Why Self-Awareness is Good and Self-Consciousness is Bad in Sports

Why Self-Awareness is Good and Self-Consciousness is Bad in Sports

Today I am continuing my deep dive into one of the seminal books on optimizing performance, Flow in Sports. This time, I want to share a few unique nuggets of wisdom the authors explain about the difference between self-awareness and self-consciousness.

The key points the authors highlight are that:

  • Self-awareness is internal and self-consciousness is external.
  • When you’re processing the signals your body is sending you about your physical or mental state, you’re being self-aware
  • When you’re worrying about what others think, you’re being self-conscious
  • Self-awareness can help performance
  • Self-consciousness can hinder performance

Specifically the authors state:

To be self-conscious means that we look at ourselves from the outside, as it were, and worry about how we are doing, how we look to others. Self-consciousness interferes with flow and endangers performance because our attention is split between doing what we have to do and watching ourselves doing it.

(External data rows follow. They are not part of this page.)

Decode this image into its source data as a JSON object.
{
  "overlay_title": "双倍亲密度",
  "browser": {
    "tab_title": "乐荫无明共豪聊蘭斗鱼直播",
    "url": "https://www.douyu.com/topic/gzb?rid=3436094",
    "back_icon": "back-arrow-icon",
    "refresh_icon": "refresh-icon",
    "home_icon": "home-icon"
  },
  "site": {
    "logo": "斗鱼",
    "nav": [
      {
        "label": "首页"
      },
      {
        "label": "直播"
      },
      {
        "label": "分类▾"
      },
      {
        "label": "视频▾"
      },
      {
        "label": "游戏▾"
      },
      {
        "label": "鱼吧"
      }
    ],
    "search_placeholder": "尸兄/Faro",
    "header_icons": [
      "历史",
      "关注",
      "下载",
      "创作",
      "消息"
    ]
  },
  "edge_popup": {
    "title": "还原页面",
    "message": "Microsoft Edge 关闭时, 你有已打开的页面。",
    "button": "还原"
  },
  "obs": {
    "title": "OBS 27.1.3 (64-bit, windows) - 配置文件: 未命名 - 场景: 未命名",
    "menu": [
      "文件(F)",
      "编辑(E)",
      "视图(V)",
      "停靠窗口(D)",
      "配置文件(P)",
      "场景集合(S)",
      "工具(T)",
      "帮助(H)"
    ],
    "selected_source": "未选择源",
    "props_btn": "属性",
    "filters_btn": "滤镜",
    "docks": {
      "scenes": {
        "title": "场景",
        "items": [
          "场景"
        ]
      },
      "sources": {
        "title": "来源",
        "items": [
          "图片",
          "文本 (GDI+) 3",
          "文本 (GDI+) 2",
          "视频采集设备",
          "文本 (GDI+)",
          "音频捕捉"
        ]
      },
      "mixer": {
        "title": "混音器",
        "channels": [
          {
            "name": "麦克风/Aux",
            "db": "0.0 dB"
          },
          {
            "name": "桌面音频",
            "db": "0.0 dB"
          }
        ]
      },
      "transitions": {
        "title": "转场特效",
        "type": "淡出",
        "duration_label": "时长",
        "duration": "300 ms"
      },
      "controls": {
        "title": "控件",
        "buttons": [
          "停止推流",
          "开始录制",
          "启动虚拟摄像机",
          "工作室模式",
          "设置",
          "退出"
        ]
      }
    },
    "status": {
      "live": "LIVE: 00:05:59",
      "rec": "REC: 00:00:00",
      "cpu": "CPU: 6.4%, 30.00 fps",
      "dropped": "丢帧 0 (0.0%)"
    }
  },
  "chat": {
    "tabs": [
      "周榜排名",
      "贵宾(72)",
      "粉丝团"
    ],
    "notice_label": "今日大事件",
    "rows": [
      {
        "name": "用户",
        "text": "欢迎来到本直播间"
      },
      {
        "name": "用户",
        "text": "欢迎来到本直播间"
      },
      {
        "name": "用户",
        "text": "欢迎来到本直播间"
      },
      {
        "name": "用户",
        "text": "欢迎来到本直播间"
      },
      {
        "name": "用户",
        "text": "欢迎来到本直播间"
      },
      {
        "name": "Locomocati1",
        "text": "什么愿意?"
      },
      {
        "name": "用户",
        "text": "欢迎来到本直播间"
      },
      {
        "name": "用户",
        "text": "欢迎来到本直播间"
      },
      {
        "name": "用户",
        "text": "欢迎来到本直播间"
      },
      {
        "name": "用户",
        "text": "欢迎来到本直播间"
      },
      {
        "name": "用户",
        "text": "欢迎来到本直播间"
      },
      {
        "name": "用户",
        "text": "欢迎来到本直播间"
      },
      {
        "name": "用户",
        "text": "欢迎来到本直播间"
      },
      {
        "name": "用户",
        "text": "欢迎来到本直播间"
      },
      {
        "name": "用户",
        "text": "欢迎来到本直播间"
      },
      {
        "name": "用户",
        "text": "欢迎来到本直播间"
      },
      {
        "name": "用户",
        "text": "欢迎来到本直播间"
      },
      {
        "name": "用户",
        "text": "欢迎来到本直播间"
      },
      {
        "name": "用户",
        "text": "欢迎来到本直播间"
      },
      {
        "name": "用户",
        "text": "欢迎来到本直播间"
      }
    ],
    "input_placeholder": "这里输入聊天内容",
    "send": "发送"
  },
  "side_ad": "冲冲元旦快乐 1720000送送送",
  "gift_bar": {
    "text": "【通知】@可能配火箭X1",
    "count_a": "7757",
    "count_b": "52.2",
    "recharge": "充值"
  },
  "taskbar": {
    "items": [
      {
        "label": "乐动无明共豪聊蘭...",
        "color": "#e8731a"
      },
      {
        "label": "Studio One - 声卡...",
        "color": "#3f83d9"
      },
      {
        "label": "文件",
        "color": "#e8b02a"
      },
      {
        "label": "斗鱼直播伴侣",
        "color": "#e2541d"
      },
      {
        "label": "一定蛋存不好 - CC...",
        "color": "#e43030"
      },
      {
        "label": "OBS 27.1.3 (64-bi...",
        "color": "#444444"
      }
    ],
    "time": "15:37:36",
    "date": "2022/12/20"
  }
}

When we are self-aware, however, we don’t think about the self at all; we just process information about the fine nuances of our involvement in the activity…

Self-aware athletes learn to listen to their bodies and to know what good performance feels like.

In short, learning how to be self-aware is a skill athletes must become good at if they want to increase their performance. On the other hand, athletes must also learn how to block out external feelings of worrying what others think. Which can be particularly difficult in this age of oversharing and trolling on social media.